В Петербурге было сделано предложение Сенату и Адмиралтейств-коллегий пересмотреть дело о Великой Северной экспедиции и решить: стоит ли её и впредь продолжать, приняв во внимание её малые результаты, огромные издержки на неё (тогда уже доходившие до 300 тысяч). Сенат также, посылая неоднократно запросы в коллегию, спрашивал: не пора ли, наконец, остановиться? Казалось, дело экспедиции висело на волоске. Но поразительное по тому времени упорство, с которым коллегия настаивала на необходимости продолжать экспедицию («надобно, — говорили там, — довести дело до конца, иначе все доселе сделанные издержки пойдут на ветер»), — спасло её.

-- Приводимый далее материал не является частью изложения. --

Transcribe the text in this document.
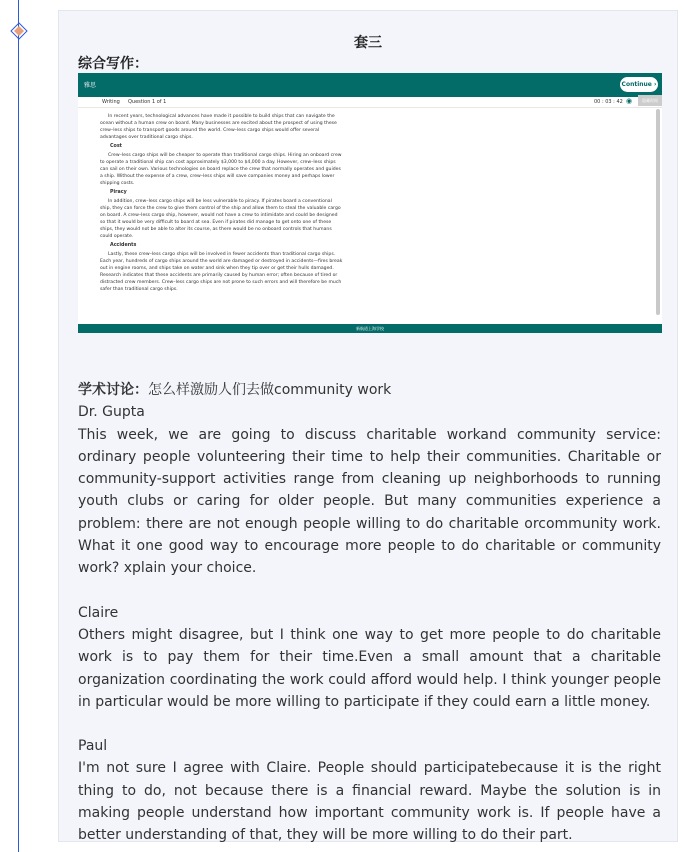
套三
综合写作：
雅思	Continue ›
Writing Question 1 of 1	00 : 03 : 42 ◉	隐藏时间

In recent years, technological advances have made it possible to build ships that can navigate the ocean without a human crew on board. Many businesses are excited about the prospect of using these crew–less ships to transport goods around the world. Crew–less cargo ships would offer several advantages over traditional cargo ships.

Cost

Crew–less cargo ships will be cheaper to operate than traditional cargo ships. Hiring an onboard crew to operate a traditional ship can cost approximately $3,000 to $4,000 a day. However, crew–less ships can sail on their own. Various technologies on board replace the crew that normally operates and guides a ship. Without the expense of a crew, crew–less ships will save companies money and perhaps lower shipping costs.

Piracy

In addition, crew–less cargo ships will be less vulnerable to piracy. If pirates board a conventional ship, they can force the crew to give them control of the ship and allow them to steal the valuable cargo on board. A crew–less cargo ship, however, would not have a crew to intimidate and could be designed so that it would be very difficult to board at sea. Even if pirates did manage to get onto one of these ships, they would not be able to alter its course, as there would be no onboard controls that humans could operate.

Accidents

Lastly, these crew–less cargo ships will be involved in fewer accidents than traditional cargo ships. Each year, hundreds of cargo ships around the world are damaged or destroyed in accidents—fires break out in engine rooms, and ships take on water and sink when they tip over or get their hulls damaged. Research indicates that these accidents are primarily caused by human error; often because of tired or distracted crew members. Crew–less cargo ships are not prone to such errors and will therefore be much safer than traditional cargo ships.

新航道上海学校

学术讨论：怎么样激励人们去做community work

Dr. Gupta

This week, we are going to discuss charitable workand community service: ordinary people volunteering their time to help their communities. Charitable or community-support activities range from cleaning up neighborhoods to running youth clubs or caring for older people. But many communities experience a problem: there are not enough people willing to do charitable orcommunity work. What it one good way to encourage more people to do charitable or community work? xplain your choice.

Claire

Others might disagree, but I think one way to get more people to do charitable work is to pay them for their time.Even a small amount that a charitable organization coordinating the work could afford would help. I think younger people in particular would be more willing to participate if they could earn a little money.

Paul

I'm not sure I agree with Claire. People should participatebecause it is the right thing to do, not because there is a financial reward. Maybe the solution is in making people understand how important community work is. If people have a better understanding of that, they will be more willing to do their part.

Коллегия, зная, повидимому, цену тогдашним доносам, всячески оправдывала перед правительством Беринга и просила сместить его врага Писарева. В обращении же лично к Берингу коллегия проявила большую твердость и строгость. Берингу был объявлен строгий выговор за медлительность и нераспорядительность; ему угрожали даже более строгим взысканием и приводили в пример Муравьёва и Павлова, которые были разжалованы, как мы видели выше, в солдаты. Кроме того, «за неприсылку в коллегию надлежащих ответов и за нескорое отправление в надлежащий путь» Беринга лишили добавочного жалования, как находящегося в экспедиции. Совершенно невероятным по бестактности представляется также поручение, данное Чирикову, разбирать жалобы, подаваемые на его начальника Беринга. Этот штрих дисциплинарного порядка многое объясняет нам во взаимоотношениях, установившихся в Великой Северной экспедиции между начальствующим составом и подчинёнными.
Обиженный чувствительно Беринг, скованный по рукам и ногам обстоятельствами, изменить которые было свыше сил человеческих, не зная за собой никакой вины, конечно, как мог, оправдывался и в свою очередь жаловался на сибирских начальников и прежде всего на Писарева. Беринг перечислял преодолённые им препятствия, ярко обрисовал отчаянное положение экспедиции, призывал в свидетели весь экипаж и в заключение с неподдельным сокрушением писал: «По чистой моей совести доношу, что уже, как мне больше того стараться, не знаю! «
Все же отчаянная отповедь Беринга, повидимому, возымела своё действие. Снабжение экспедиции усилилось, и к заявлениям Беринга власти из Петербурга стали относиться с большим вниманием. Адмиралтейств-коллегия командировала в Иркутск двух своих уполномоченных — лейтенантов Толбухина и Ларионова, которым поручалось всячески помогать Берингу в делах снабжения экспедиции. За всякое промедление и неисправность, происходившие по вине якутской и иркутской канцелярий, уполномоченным предоставлялось право «присутствующих держать под караулом неисходно». На экспедицию дополнительно было ассигновано ещё 40 тысяч рублей, «собрано до 50 тысяч пудов провианта в Верхоленских местах; приискано до 20 тысяч аршин полотна (прислано ещё Адмиралтейств-коллегиею 6700 аршин); недостававшие припасы, пенька и масло выписаны из отдалённейших мест — Илимска и Красноярска; число рабочих по перевозке увеличено до тысячи, улучшено содержание и усилён присмотр за ними; построены новые суда, собраны вьючные лошади, предпринята расчистка дороги» и т. д. И, что самое важное в данный момент, усиленным темпом стали подвозить в Охотск все нужное для постройки кораблей. Беринг несколько воспрянул духом, но, как мы вскоре увидим, не надолго, — в Охотске его ожидали новые препятствия.